Future of Arab World’s Film Heritage also to be examined.










The 2009 Middle East International Film Festival in Abu Dhabi today announced four more in its slate of Special Programs. A series of three Master Classes devoted to celebrated film composers will give rare insight into their creative process, while a fourth Master Class will focus on the role of film archives in the modern world, with particular attention given to the fact that out of 149 such institutions throughout the world, the entire Arab world has only four.

All the programs will be offered at 11am on the days noted below, in the MEIFF Festival Tent on the main terrace behind the Emirates Palace Hotel. The Festival Tent is open daily to the public throughout the festival from noon to 2am.

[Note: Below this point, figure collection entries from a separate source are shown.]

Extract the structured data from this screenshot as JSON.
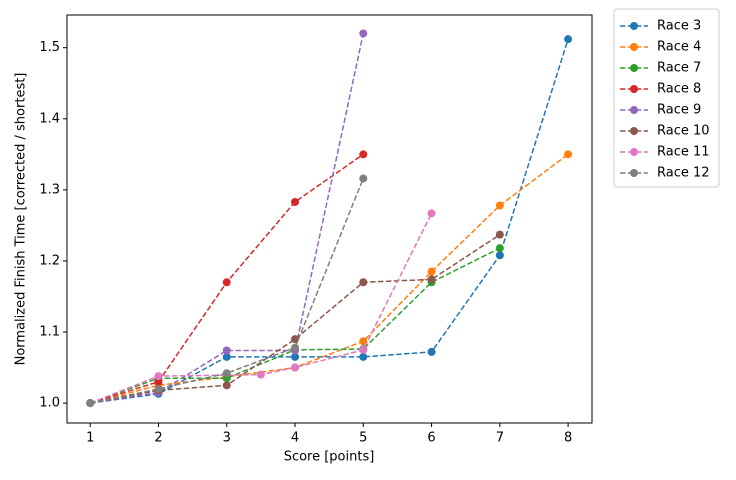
{
  "chart_data": {
    "type": "line",
    "xlabel": "Score [points]",
    "ylabel": "Normalized Finish Time [corrected / shortest]",
    "xlim": [
      0.66,
      8.35
    ],
    "ylim": [
      0.972,
      1.546
    ],
    "xticks": [
      1,
      2,
      3,
      4,
      5,
      6,
      7,
      8
    ],
    "yticks": [
      {
        "value": 1.0,
        "label": "1.0"
      },
      1.1,
      1.2,
      1.3,
      1.4,
      1.5
    ],
    "legend": "outside upper right",
    "series": [
      {
        "name": "Race 3",
        "color": "#1f77b4",
        "x": [
          1,
          2,
          3,
          4,
          5,
          6,
          7,
          8
        ],
        "values": [
          1.0,
          1.013,
          1.065,
          1.065,
          1.065,
          1.072,
          1.208,
          1.512
        ]
      },
      {
        "name": "Race 4",
        "color": "#ff7f0e",
        "x": [
          1,
          2,
          3,
          4,
          5,
          6,
          7,
          8
        ],
        "values": [
          1.0,
          1.025,
          1.037,
          1.05,
          1.087,
          1.185,
          1.278,
          1.35
        ]
      },
      {
        "name": "Race 7",
        "color": "#2ca02c",
        "x": [
          1,
          2,
          3,
          4,
          5,
          6,
          7
        ],
        "values": [
          1.0,
          1.035,
          1.035,
          1.075,
          1.076,
          1.17,
          1.218
        ]
      },
      {
        "name": "Race 8",
        "color": "#d62728",
        "x": [
          1,
          2,
          3,
          4,
          5
        ],
        "values": [
          1.0,
          1.03,
          1.17,
          1.283,
          1.35
        ]
      },
      {
        "name": "Race 9",
        "color": "#9467bd",
        "x": [
          1,
          2,
          3,
          4,
          5
        ],
        "values": [
          1.0,
          1.015,
          1.074,
          1.074,
          1.52
        ]
      },
      {
        "name": "Race 10",
        "color": "#8c564b",
        "x": [
          1,
          2,
          3,
          4,
          5,
          6,
          7
        ],
        "values": [
          1.0,
          1.018,
          1.025,
          1.09,
          1.17,
          1.174,
          1.237
        ]
      },
      {
        "name": "Race 11",
        "color": "#e377c2",
        "x": [
          1,
          2,
          3.5,
          4,
          5,
          6
        ],
        "values": [
          1.0,
          1.038,
          1.04,
          1.05,
          1.075,
          1.267
        ]
      },
      {
        "name": "Race 12",
        "color": "#7f7f7f",
        "x": [
          1,
          2,
          3,
          4,
          5
        ],
        "values": [
          1.0,
          1.02,
          1.042,
          1.078,
          1.316
        ]
      }
    ]
  }
}
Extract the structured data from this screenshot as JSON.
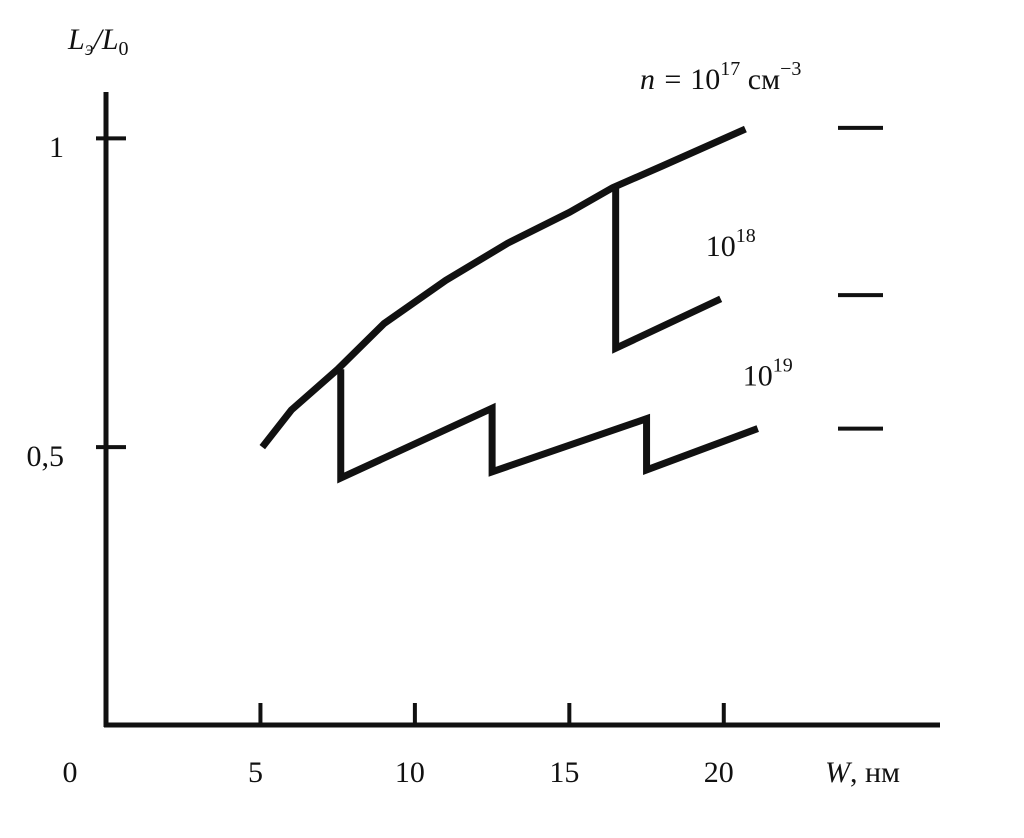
{
  "chart_data": {
    "type": "line",
    "y_label": {
      "main": "L",
      "sub1": "э",
      "mid": "/L",
      "sub2": "0"
    },
    "x_label": {
      "var": "W",
      "unit": ", нм"
    },
    "xlim": [
      0,
      27
    ],
    "ylim": [
      0.05,
      1.075
    ],
    "xticks": [
      0,
      5,
      10,
      15,
      20
    ],
    "yticks": [
      {
        "value": 0.5,
        "label": "0,5"
      },
      1
    ],
    "color": "#111111",
    "series": [
      {
        "name": "10",
        "exponent": "17",
        "prefix": "n = ",
        "unit": " см",
        "unit_exponent": "−3",
        "x": [
          5.06,
          6,
          7.5,
          9,
          11,
          13,
          15,
          16.4,
          18,
          20.7
        ],
        "values": [
          0.5,
          0.56,
          0.626,
          0.7,
          0.77,
          0.83,
          0.88,
          0.92,
          0.955,
          1.015
        ]
      },
      {
        "name": "10",
        "exponent": "18",
        "x": [
          16.5,
          16.5,
          19.9
        ],
        "values": [
          0.92,
          0.66,
          0.74
        ]
      },
      {
        "name": "10",
        "exponent": "19",
        "x": [
          7.6,
          7.6,
          12.5,
          12.5,
          17.5,
          17.5,
          21.1
        ],
        "values": [
          0.626,
          0.45,
          0.563,
          0.46,
          0.546,
          0.463,
          0.53
        ]
      }
    ],
    "limit_values": [
      1.017,
      0.746,
      0.53
    ]
  }
}
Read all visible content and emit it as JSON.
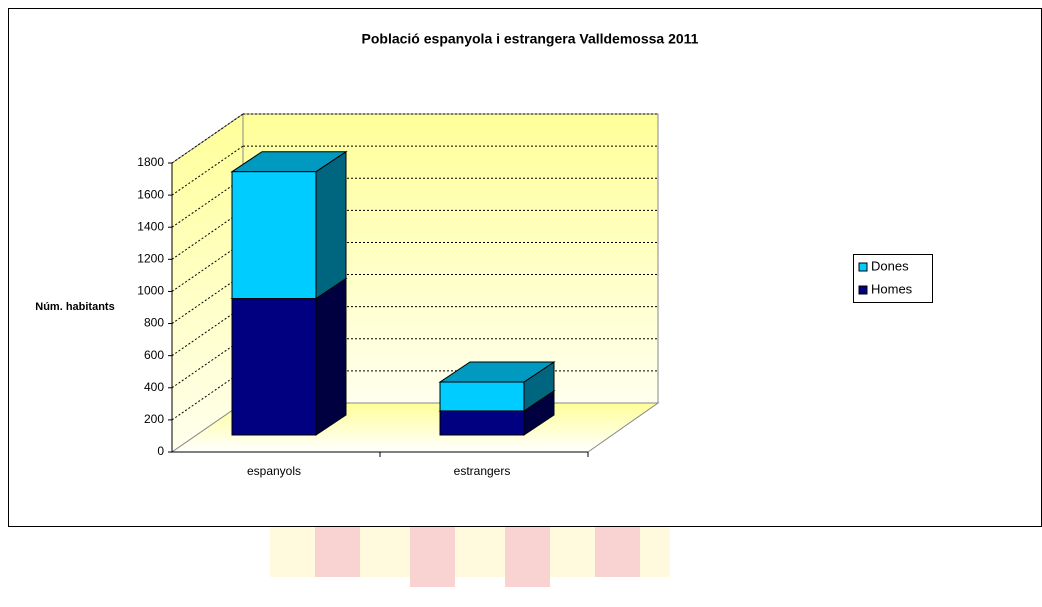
{
  "chart_data": {
    "type": "bar3d_stacked",
    "title": "Població espanyola i estrangera Valldemossa 2011",
    "y_label": "Núm. habitants",
    "categories": [
      "espanyols",
      "estrangers"
    ],
    "series": [
      {
        "name": "Homes",
        "color": "#000080",
        "values": [
          850,
          150
        ]
      },
      {
        "name": "Dones",
        "color": "#00ccff",
        "values": [
          790,
          180
        ]
      }
    ],
    "ylim": [
      0,
      1800
    ],
    "yticks": [
      0,
      200,
      400,
      600,
      800,
      1000,
      1200,
      1400,
      1600,
      1800
    ],
    "grid": true,
    "legend": "right"
  }
}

Composer-Performers Sussan Deyhim and Richard Horowitz will talk about how they compose for films, and how their film scores have been influenced by Middle Eastern music. Tehran-born Deyhim is a dancer, composer and vocal artist whose work has appeared on soundtracks including Martin Scorsese’s The Last Temptation of Christ; Horowitz, who studied Middle Eastern flute and music theory during a 12-year sojourn is perhaps best known for his soundtrack for Bernardo Bertolucci’s The Sheltering Sky. Their presentation carries the provocative title, “THE COSMIC SYMPHONY: HOW TO USE THE ORIGINAL VIBRATIONS FROM THE BIG BANG IN FILM SCORING”.

Composer, conductor and musician David Amram is perhaps best known for his film scores for Robert Frank and Alfred Leslie’s classic underground film Pull My Daisy (1959) as well as Splendor in the Grass (Elia Kazan, 1961) and the original version of The Manchurian Candidate (John Frankenheimer, 1962). He has recently composed a score which fuses classical and jazz music for T.C. McLuhan’s The Frontier Gandhi, premiering in MEIFF’s documentary competition section. His talk will include a mini-concert with performances on the “dumbek” (a Middle Eastern ‘chalice drum’), shenai (Indian woodwind) and various Middle Eastern flutes. His presentation is entitled, “FROM NEW ORLEANS JAZZ TO THE EGYPTIAN HIJAZ”.

Silent film accompanist Neil Brand, who will provide live keyboard accompaniment for MEIFF’s “Laugh Till It Hurts” program of silent comedies on October 16, will offer a master class the previous day entitled, “THE SILENT PIANIST SPEAKS” in which he will illustrate the art of improvising for silent films, which he’s been doing for over 25 years. Having originally trained as an actor, Brand’s skill and charisma as a performer have been widely noted, and his show leaves viewers in far from silent awe at the art of the great filmmakers of the silent era and the magic of the accompanists who breathed life and sound into their work. Brand’s work was described by the UK’s Guardian newspaper as ‘elevating silent movies from slapstick to subtle ballet’

A fourth MEIFF master class will be presented by Paolo Cherchi Usai, author, film historian, and director of the Silent Film Festival in Pordenone, Italy. His talk, “PRESERVING THE FILM HERITAGE OF THE ARAB WORLD” will lay out the challenges faced in the attempt to preserve the moving images of the preceding century. Over 80% of the films made before 1930 no longer exist, and although 149 film archives now exist throughout the world dedicated to collecting and archiving motion pictures, only four of them are in the Arab world.